- Directed by: Marijan Arhanić
- Written by: Marijan Arhanić; Davorin Stipetić;
- Starring: Rade Šerbedžija; Igor Galo; Mile Rupčić; Mišo Kovač; Jasna Mihaljinec;
- Cinematography: Frano Vodopivec
- Edited by: Radojka Tanhofer
- Music by: Alfi Kabiljo
- Production company: Jadran Film
- Release date: 1972;
- Running time: 89 min
- Country: SFR Yugoslavia
- Language: Croatian

= Poslijepodne jednog fazana =

Poslijepodne jednog fazana (The Afternoon of a Pheasant) is a Croatian film directed by Marijan Arhanić, starring Rade Šerbedžija, Igor Galo, Mišo Kovač and Mile Rupčić. It was released in 1972. The film received two awards at the 19th Pula Film Festival: Jury's Diploma for direction and Studio magazine's Golden Wreath for Arhanić's direction debut. The film was selected for preservation by the Croatian State Archives.
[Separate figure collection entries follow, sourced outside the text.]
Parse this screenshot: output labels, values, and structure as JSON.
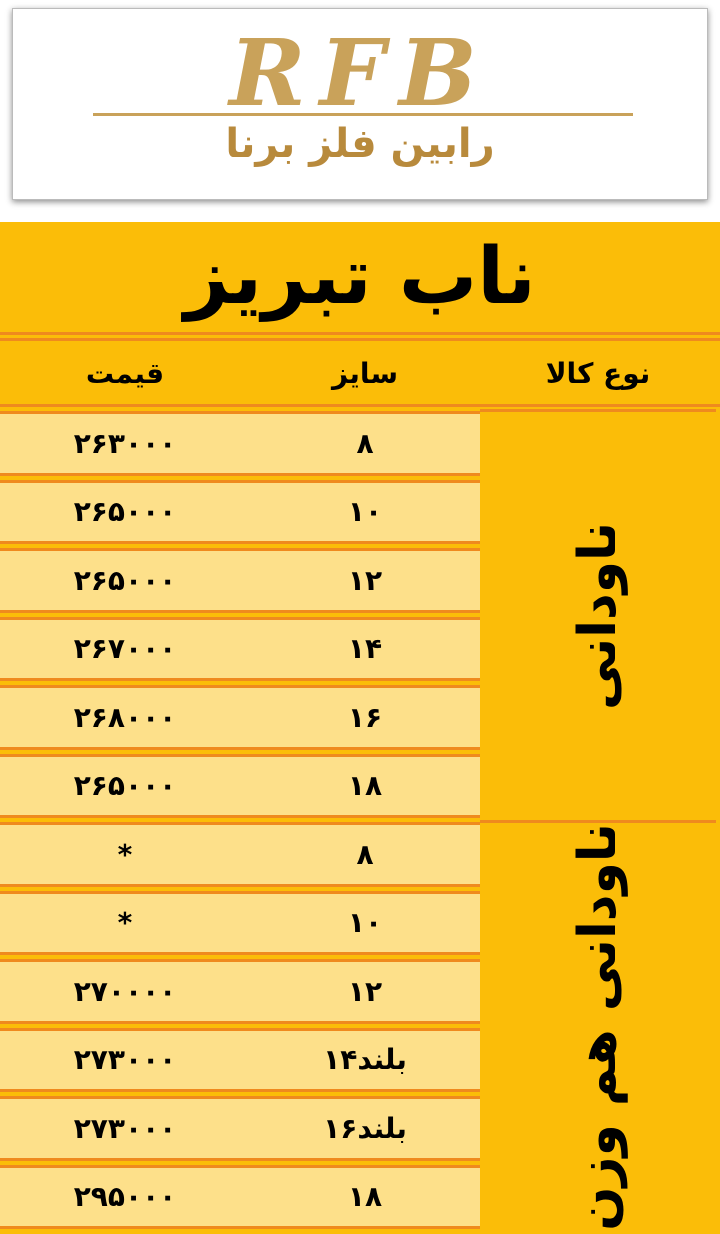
{
  "logo": {
    "mark": "RFB",
    "name": "رابین فلز برنا"
  },
  "title": "ناب تبریز",
  "table": {
    "headers": [
      "نوع کالا",
      "سایز",
      "قیمت"
    ],
    "groups": [
      {
        "name": "ناودانی",
        "rows": [
          [
            "۸",
            "۲۶۳۰۰۰"
          ],
          [
            "۱۰",
            "۲۶۵۰۰۰"
          ],
          [
            "۱۲",
            "۲۶۵۰۰۰"
          ],
          [
            "۱۴",
            "۲۶۷۰۰۰"
          ],
          [
            "۱۶",
            "۲۶۸۰۰۰"
          ],
          [
            "۱۸",
            "۲۶۵۰۰۰"
          ]
        ]
      },
      {
        "name": "ناودانی هم وزن",
        "rows": [
          [
            "۸",
            "*"
          ],
          [
            "۱۰",
            "*"
          ],
          [
            "۱۲",
            "۲۷۰۰۰۰"
          ],
          [
            "۱۴بلند",
            "۲۷۳۰۰۰"
          ],
          [
            "۱۶بلند",
            "۲۷۳۰۰۰"
          ],
          [
            "۱۸",
            "۲۹۵۰۰۰"
          ]
        ]
      }
    ]
  }
}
The film is notable as the only acting role of Croatian pop folk singer Mate Mišo Kovač. The title is an allusion to Stéphane Mallarmé's poem The Afternoon of a Faun.

==Plot==
A young man (Stipe Belobrk) and a girl (Jasna Mihaljinec) who recently met go for a stroll along a river bank. They are followed by a young mentally disabled angler named Milivoj (Igor Galo), hoping to indulge his voyeuristic urges, as well as three young pop band members who happened to be nearby, headed by a rowdy musician (Rade Šerbedžija).